In Italia, dove il temporaneo tende al definitivo, una norma del genere risulterebbe fatale. Anche in Giappone però i politici non scherzano. La legge del 1947 attribuisce alle «città speciali», con almeno 200 mila abitanti, una particolare autonomia, anche nella definizione del numero di amministratori. Da qui la spinta dei politici locali alle fusioni che portino a grandi centri. Ecco perché, malgrado i contrasti, il processo di consolidamento va avanti.

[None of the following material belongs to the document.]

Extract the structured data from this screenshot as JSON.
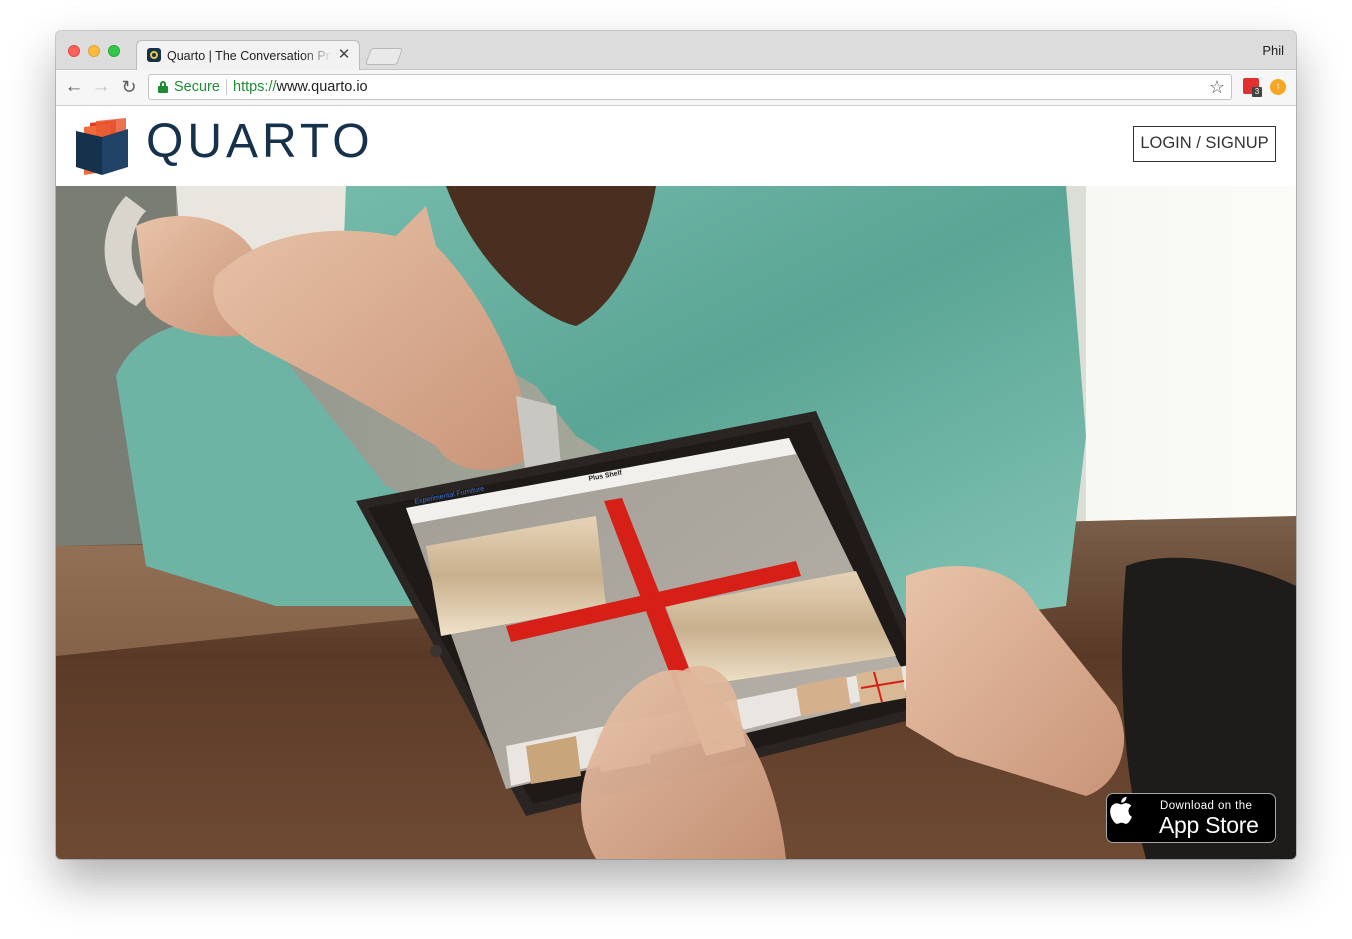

In conclusione, dice Yoshiaki Hoshino, «l’accorpamento dei Comuni è un processo di lungo periodo, che richiede pianificazione, capacità di gestione e determinazione ad affrontare l’impopolarità». Secondo elemento, altrettanto importante per il dibattito sulla riduzione della spesa pubblica, «si tratta un approccio giusto e che va perseguito ma dal quale non ci si possono aspettare grandi risparmi e grandi risultati a breve».
«Il rischio che vedo in Italia, sempre che il progetto di accorpamento delle province vada avanti — aggiunge Giuseppe Falda, cofondatore di Jmac Europa — è che, anziché eliminare strutture amministrative, si finisca per aggiungerne, allontanando ulteriormente nel tempo il beneficio sui costi».